Therapy Services

Math

The science of math learning is an emerging and much needed field. As co-author of the book, How Children Learn Math: The Science of Math Learning in Research and Practice, Karen read thousands of research articles on the cognitive processes required for math learning. The book is the first of its kind to give teachers and parents access to this research to inform and improve their instruction.

The English language of math is abstract and complex and is much more confusing than most people realize. Today’s math instruction and assessment are often very
heavily language based, presenting a barrier to learning math for many children. With only 32% of 4th graders, and 25% of 12th graders meeting state standards in
math in the United States, teaching and learning math is clearly a great problem.

Karen’s approach to teaching math is based in the research and includes:

  • Mental number line – develop for whole numbers, fractions, and decimals
  • Physical number lines  – concrete and hands on learning that take the mystery out of numbers , including physical number lines for whole numbers fractions, decimals, and percentages.
  • Math Facts – systematic, orderly, mathematical approach, and not flash cards or memorization (a language task, not a math task). Error free and pain
    free.
  • Logic and mathematical thinking – beyond procedures
  • Math language instruction – what does it mean and how is it different than regular language, reducing the language load in math instruction to increase learning math concepts
  • Visual spatial skills – foundation for math and STEM success, 2D and 3D
  • Story problems – research-based strategies for solving them
  • Gesture – teacher and student use of gesture improves math learning
  • Deep understanding of math – not memorization
  • Number Sense – how numbers are related
Girls Working with Blocks on Math Skills

"Oh, NOW I get it!"

Therapy Services, Karen Tzanetopolous

Reading, Spelling and Writing

Reading and writing are a very complex processes requiring integration of many parts of the brain. These skills are not inherent to the brain and must be learned. Between 10-20% of children have a specific reading disorder called dyslexia, a language-based learning disability most often deeply rooted in difficulty with phonological processing. It is not correlated with overall cognitive ability, and many children with dyslexia are also very bright, though they often wonder why other children can read so easily when they cannot. When given the appropriate instruction, they can learn to read!
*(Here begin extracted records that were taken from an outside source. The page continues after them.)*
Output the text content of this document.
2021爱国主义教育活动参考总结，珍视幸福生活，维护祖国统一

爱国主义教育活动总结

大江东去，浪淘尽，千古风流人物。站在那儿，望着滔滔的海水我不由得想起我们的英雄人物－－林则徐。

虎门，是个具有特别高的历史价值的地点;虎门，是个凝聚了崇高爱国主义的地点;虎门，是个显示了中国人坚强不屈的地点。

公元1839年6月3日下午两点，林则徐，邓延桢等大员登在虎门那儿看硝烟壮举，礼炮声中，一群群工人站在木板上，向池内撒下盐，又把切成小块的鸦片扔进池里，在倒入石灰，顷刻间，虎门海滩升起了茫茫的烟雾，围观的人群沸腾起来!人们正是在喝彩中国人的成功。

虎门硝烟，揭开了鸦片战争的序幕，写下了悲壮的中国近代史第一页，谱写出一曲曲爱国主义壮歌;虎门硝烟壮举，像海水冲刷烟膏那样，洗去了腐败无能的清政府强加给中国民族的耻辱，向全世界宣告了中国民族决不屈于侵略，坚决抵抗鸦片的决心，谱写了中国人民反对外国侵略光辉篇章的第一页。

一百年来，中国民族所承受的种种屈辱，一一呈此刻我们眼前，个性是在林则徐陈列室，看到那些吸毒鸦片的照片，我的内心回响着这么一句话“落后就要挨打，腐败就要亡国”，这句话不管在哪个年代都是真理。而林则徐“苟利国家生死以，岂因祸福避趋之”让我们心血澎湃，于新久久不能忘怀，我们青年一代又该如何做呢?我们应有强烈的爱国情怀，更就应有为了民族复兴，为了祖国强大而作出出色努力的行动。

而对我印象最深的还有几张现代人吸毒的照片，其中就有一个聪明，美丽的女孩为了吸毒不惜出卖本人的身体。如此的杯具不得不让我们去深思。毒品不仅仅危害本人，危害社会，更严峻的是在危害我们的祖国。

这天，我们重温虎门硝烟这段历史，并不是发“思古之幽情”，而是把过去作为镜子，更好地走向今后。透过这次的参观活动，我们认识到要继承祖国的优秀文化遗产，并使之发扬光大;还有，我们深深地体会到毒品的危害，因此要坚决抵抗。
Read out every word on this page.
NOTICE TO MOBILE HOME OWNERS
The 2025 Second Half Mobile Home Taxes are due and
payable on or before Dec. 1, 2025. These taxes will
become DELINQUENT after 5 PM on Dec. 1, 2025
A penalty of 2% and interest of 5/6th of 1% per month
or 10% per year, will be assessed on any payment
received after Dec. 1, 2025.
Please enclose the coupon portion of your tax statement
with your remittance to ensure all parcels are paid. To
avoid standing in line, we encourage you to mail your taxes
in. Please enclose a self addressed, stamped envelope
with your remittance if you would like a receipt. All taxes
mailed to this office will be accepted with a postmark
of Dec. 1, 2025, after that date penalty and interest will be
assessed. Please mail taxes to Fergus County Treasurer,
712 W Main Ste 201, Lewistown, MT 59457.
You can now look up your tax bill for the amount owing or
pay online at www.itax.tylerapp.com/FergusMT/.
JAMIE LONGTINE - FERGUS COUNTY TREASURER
Karen uses structured literacy to teach reading, spelling, and writing, specifically a speech to print approach. Many schools use a leveled literacy approach which is insufficient for children with most reading disorders, thus leaving many students to struggle unnecessarily.
Karen’s individualized approach to reading includes:

  • Phonological Awareness – building blocks of speech, reading, writing
  • Phonics – 26 letters represent 42 sounds of speech
  • Spelling – using sounds and allowable letter patterns, not memorization
  • Mental orthographic images of words – automatic recognition  and visual recall of words
  • Morphology – word parts have meaning
  • Vocabulary – understand and use words meaningfully
  • Visual processing – strategies to reduce skipping words and lines, seeing part of a word and guessing the rest, and adding words not in the text
  • Background knowledge – necessary for comprehension
  • Abstract language - inference, metaphors, sarcasm, idioms, multiple meanings, getting the joke
  • Reading comprehension – what does it mean, what is the point, main ideas and details
  • Story retelling – read it, write about it, tell about it

And most importantly...Have FUN reading!